Asking about trade workers’ debt from training and education in their profession, Selco found that on average, they had around £5,600 in debt. This is in comparison to the average university student’s debt of around £45,000.
70% of the surveyed tradespeople also revealed that they have savings and over half said they see themselves as financially secure. A third said that they’ve even invested some of their earnings in areas including rental property, stocks and shares and crypto.
Analysis also revealed that tradespeople are 44% more likely to have owned multiple properties than the rest of the UK.
In fact, the survey found that trade workers’ skills have actually saved them money in their day to day life, being able to fix their own problems that unskilled people would usually hire others to do.

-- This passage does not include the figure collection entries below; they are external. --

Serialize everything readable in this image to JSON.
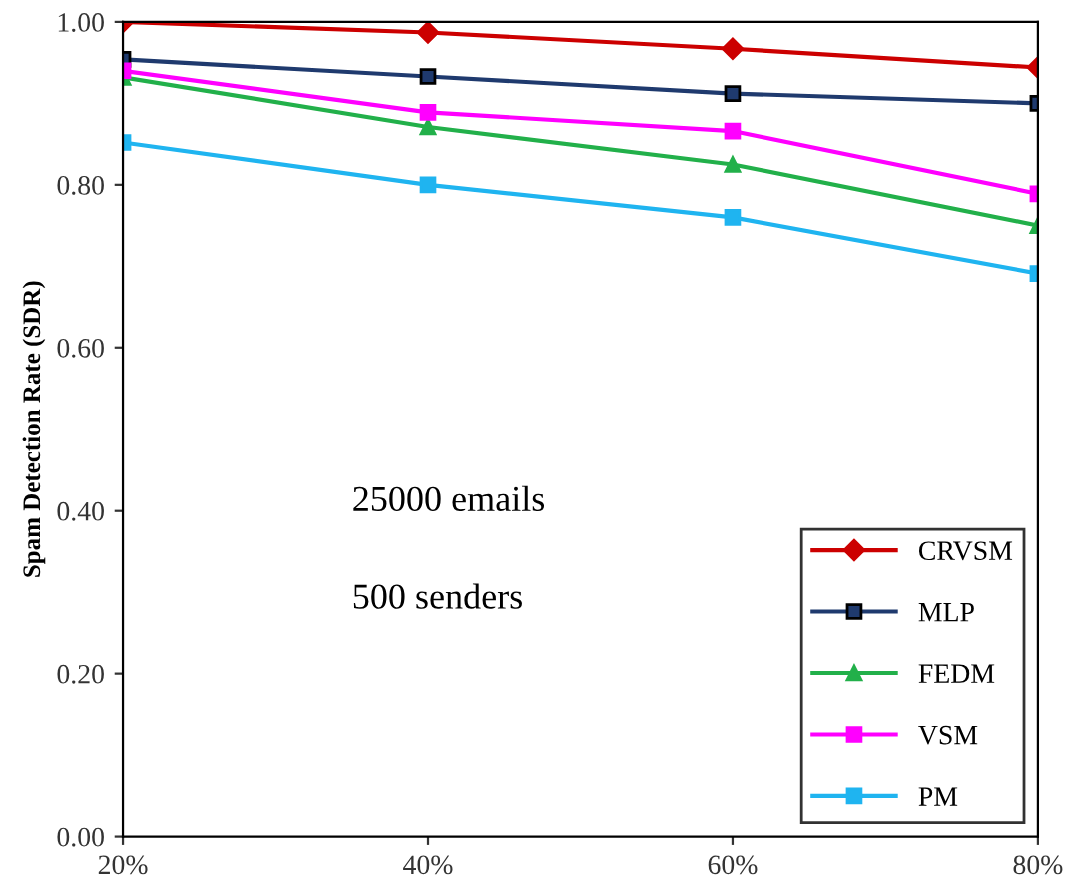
{
  "chart_data": {
    "type": "line",
    "ylabel": "Spam Detection Rate (SDR)",
    "x": [
      20,
      40,
      60,
      80
    ],
    "xlim": [
      20,
      80
    ],
    "xticks": [
      {
        "value": 20,
        "label": "20%"
      },
      {
        "value": 40,
        "label": "40%"
      },
      {
        "value": 60,
        "label": "60%"
      },
      {
        "value": 80,
        "label": "80%"
      }
    ],
    "ylim": [
      0,
      1
    ],
    "yticks": [
      {
        "value": 0,
        "label": "0.00"
      },
      {
        "value": 0.2,
        "label": "0.20"
      },
      {
        "value": 0.4,
        "label": "0.40"
      },
      {
        "value": 0.6,
        "label": "0.60"
      },
      {
        "value": 0.8,
        "label": "0.80"
      },
      {
        "value": 1.0,
        "label": "1.00"
      }
    ],
    "grid": false,
    "legend": "bottom right",
    "annotations": [
      "25000 emails",
      "500 senders"
    ],
    "series": [
      {
        "name": "CRVSM",
        "color": "#cc0000",
        "marker": "diamond",
        "values": [
          1.0,
          0.987,
          0.967,
          0.944
        ]
      },
      {
        "name": "MLP",
        "color": "#1f3a6e",
        "marker": "square",
        "values": [
          0.954,
          0.933,
          0.912,
          0.9
        ]
      },
      {
        "name": "FEDM",
        "color": "#22b04a",
        "marker": "triangle",
        "values": [
          0.932,
          0.871,
          0.825,
          0.75
        ]
      },
      {
        "name": "VSM",
        "color": "#ff00ff",
        "marker": "square",
        "values": [
          0.94,
          0.889,
          0.866,
          0.789
        ]
      },
      {
        "name": "PM",
        "color": "#1fb4f0",
        "marker": "square",
        "values": [
          0.852,
          0.8,
          0.76,
          0.691
        ]
      }
    ]
  }
}
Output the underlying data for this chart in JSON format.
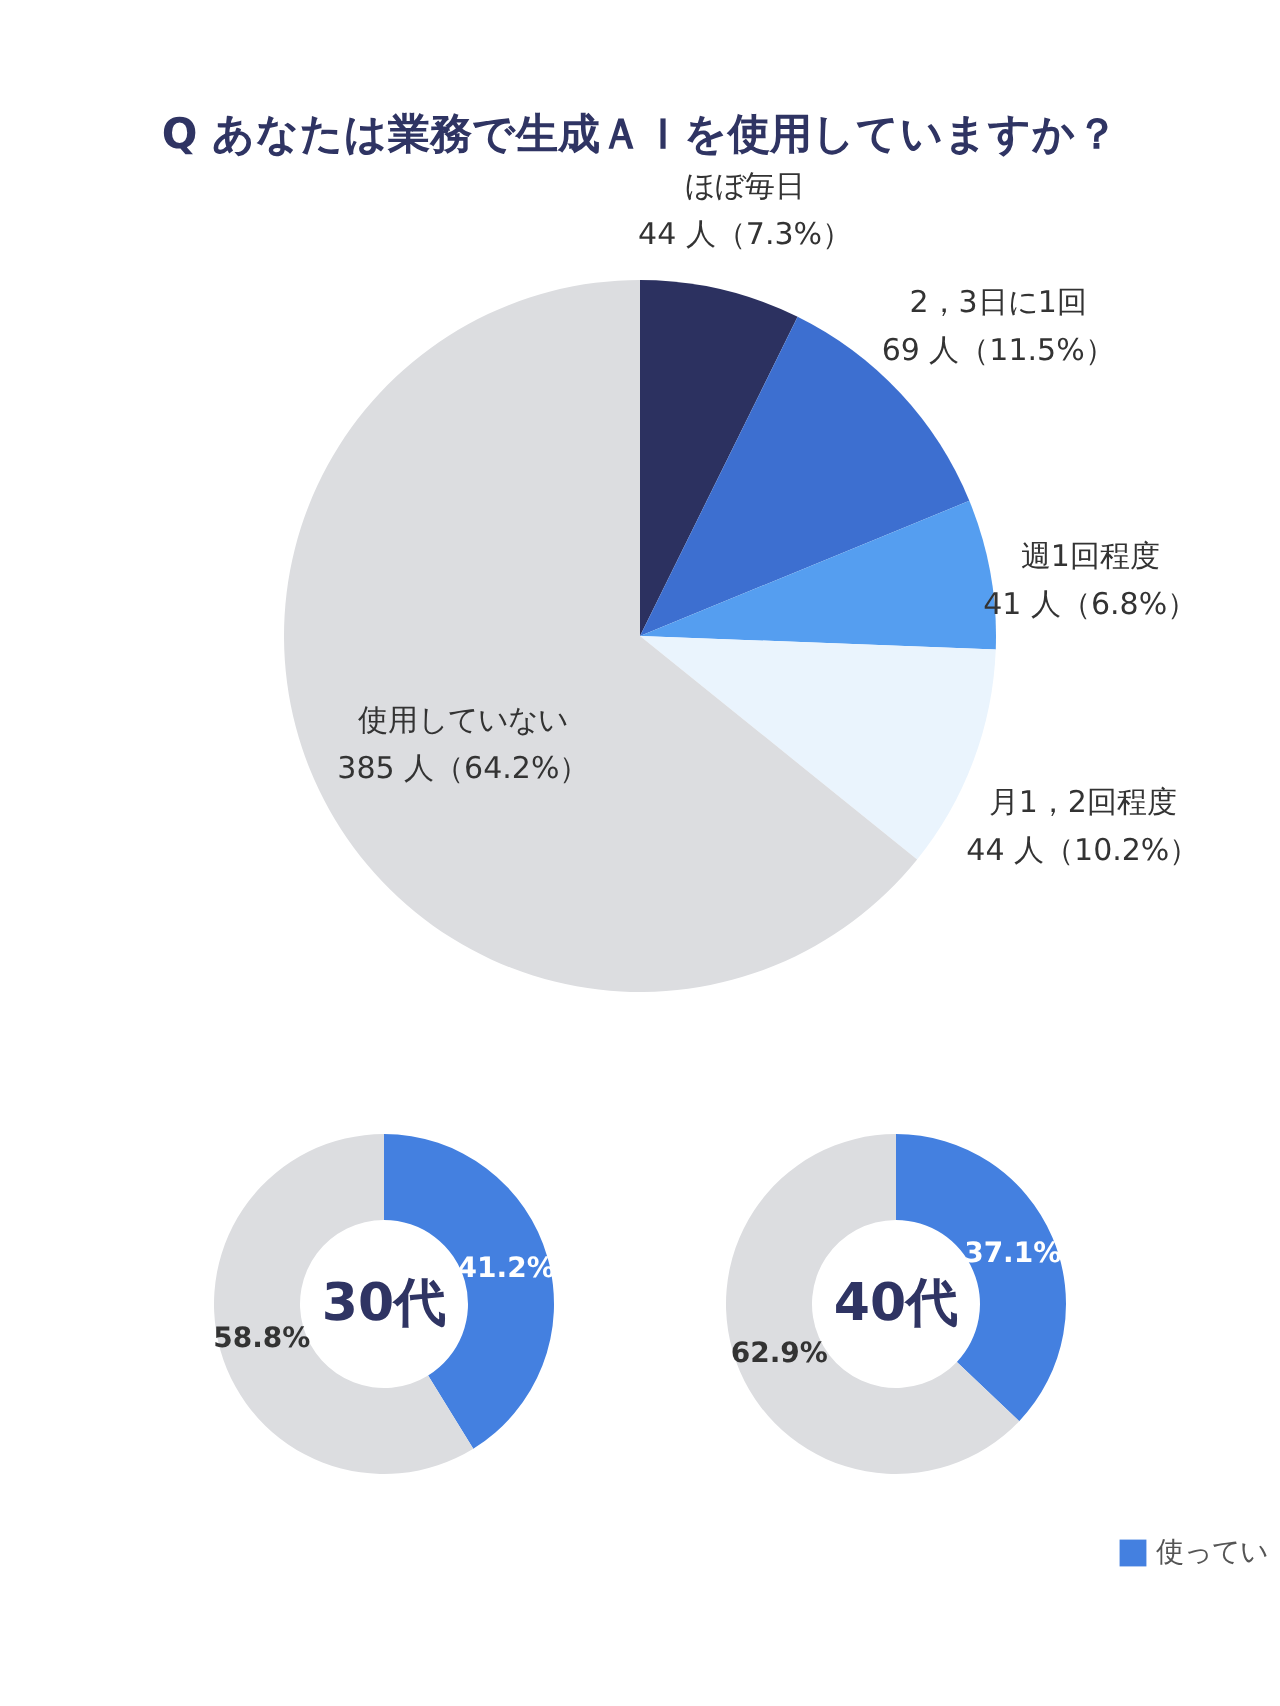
{
  "chart_data": [
    {
      "type": "pie",
      "title": "Q あなたは業務で生成ＡＩを使用していますか？",
      "categories": [
        "ほぼ毎日",
        "2，3日に1回",
        "週1回程度",
        "月1，2回程度",
        "使用していない"
      ],
      "values": [
        7.3,
        11.5,
        6.8,
        10.2,
        64.2
      ],
      "colors": [
        "#2c3160",
        "#3d6fd0",
        "#559ef0",
        "#eaf4fd",
        "#dcdde0"
      ],
      "value_labels": [
        "44 人（7.3%）",
        "69 人（11.5%）",
        "41 人（6.8%）",
        "44 人（10.2%）",
        "385 人（64.2%）"
      ]
    },
    {
      "type": "donut",
      "title": "30代",
      "categories": [
        null,
        null
      ],
      "values": [
        41.2,
        58.8
      ],
      "colors": [
        "#4480e0",
        "#dcdde0"
      ],
      "value_labels": [
        "41.2%",
        "58.8%"
      ]
    },
    {
      "type": "donut",
      "title": "40代",
      "categories": [
        "使ってい",
        null
      ],
      "values": [
        37.1,
        62.9
      ],
      "colors": [
        "#4480e0",
        "#dcdde0"
      ],
      "value_labels": [
        "37.1%",
        "62.9%"
      ],
      "legend": "bottom right"
    }
  ]
}
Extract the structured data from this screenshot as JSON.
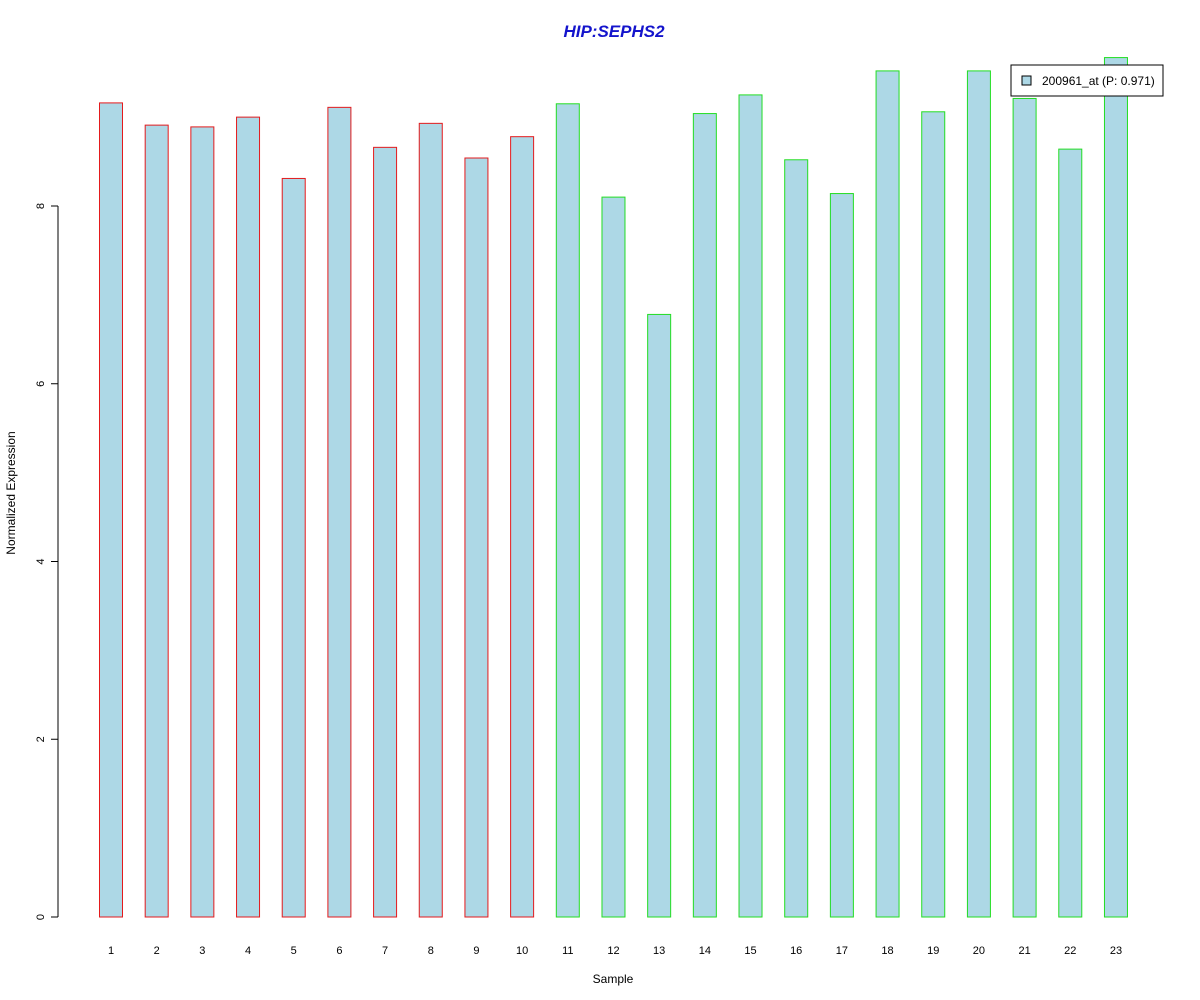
{
  "chart_data": {
    "type": "bar",
    "title": "HIP:SEPHS2",
    "xlabel": "Sample",
    "ylabel": "Normalized Expression",
    "categories": [
      "1",
      "2",
      "3",
      "4",
      "5",
      "6",
      "7",
      "8",
      "9",
      "10",
      "11",
      "12",
      "13",
      "14",
      "15",
      "16",
      "17",
      "18",
      "19",
      "20",
      "21",
      "22",
      "23"
    ],
    "series": [
      {
        "name": "200961_at (P: 0.971)",
        "values": [
          9.16,
          8.91,
          8.89,
          9.0,
          8.31,
          9.11,
          8.66,
          8.93,
          8.54,
          8.78,
          9.15,
          8.1,
          6.78,
          9.04,
          9.25,
          8.52,
          8.14,
          9.52,
          9.06,
          9.52,
          9.21,
          8.64,
          9.67
        ]
      }
    ],
    "group_border_colors": [
      "#e41a1c",
      "#e41a1c",
      "#e41a1c",
      "#e41a1c",
      "#e41a1c",
      "#e41a1c",
      "#e41a1c",
      "#e41a1c",
      "#e41a1c",
      "#e41a1c",
      "#22dd22",
      "#22dd22",
      "#22dd22",
      "#22dd22",
      "#22dd22",
      "#22dd22",
      "#22dd22",
      "#22dd22",
      "#22dd22",
      "#22dd22",
      "#22dd22",
      "#22dd22",
      "#22dd22"
    ],
    "yticks": [
      "0",
      "2",
      "4",
      "6",
      "8"
    ],
    "ylim": [
      0,
      9.8
    ],
    "bar_fill": "#add8e6",
    "title_color": "#1414cc",
    "grid": false,
    "legend_position": "top-right"
  }
}
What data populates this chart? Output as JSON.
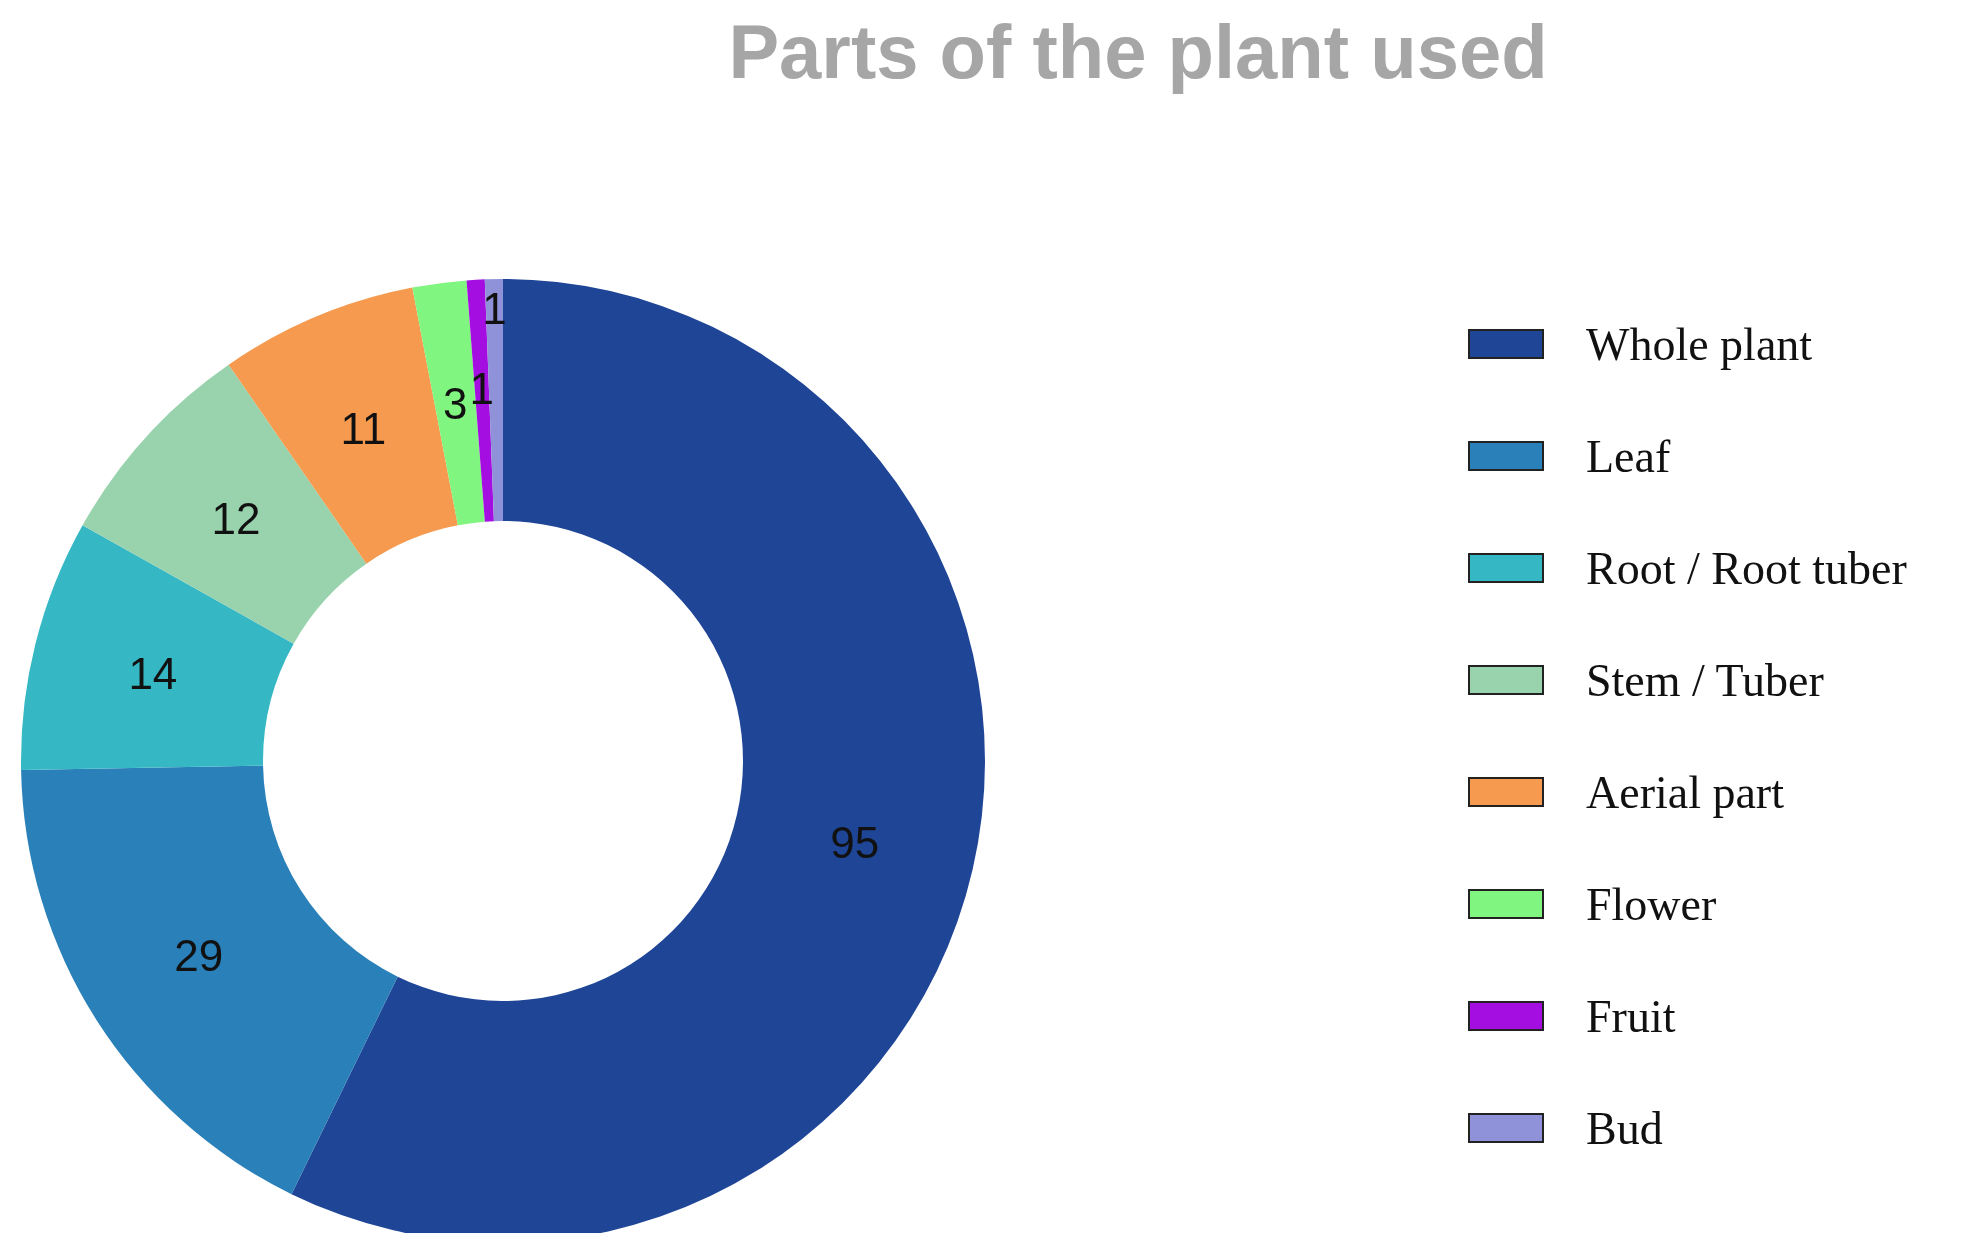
{
  "chart_data": {
    "type": "donut",
    "title": "Parts of the plant used",
    "categories": [
      "Whole plant",
      "Leaf",
      "Root / Root tuber",
      "Stem / Tuber",
      "Aerial part",
      "Flower",
      "Fruit",
      "Bud"
    ],
    "values": [
      95,
      29,
      14,
      12,
      11,
      3,
      1,
      1
    ],
    "colors": [
      "#1f4597",
      "#2a80b9",
      "#35b8c4",
      "#98d3ae",
      "#f59a4e",
      "#80f57f",
      "#a50ee0",
      "#8f92d8"
    ],
    "data_labels": true,
    "legend": "right"
  }
}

Their analysis of the results also found that 73% of tradespeople are happy with their job – comparable surveys rate overall UK job satisfaction at between 41 and 65%. In fact, 72% said they feel proud about their role in the working world.
Selco wanted to take a closer look at how these advantages of the trade career can benefit workers’ personal lives.
The findings revealed that on average, tradespeople bought their first home three years before the current UK average.
Men who choose a trade career will get married approximately five years earlier than the average man in the UK. Women who choose a trade career will get married three years earlier on average than women around the UK.
This major life progression continued into building a family, as Selco’s findings showed tradespeople had their first or only child two years before the average woman, and nearly seven years before the average man becomes a parent for the first time.
But what do tradespeople think you need to be successful in the industry? 67% said hard work was key, and 54% said a good sense of responsibility is needed to succeed. Confidence was another personality trait that those working in the trades identified as being key to success in their careers.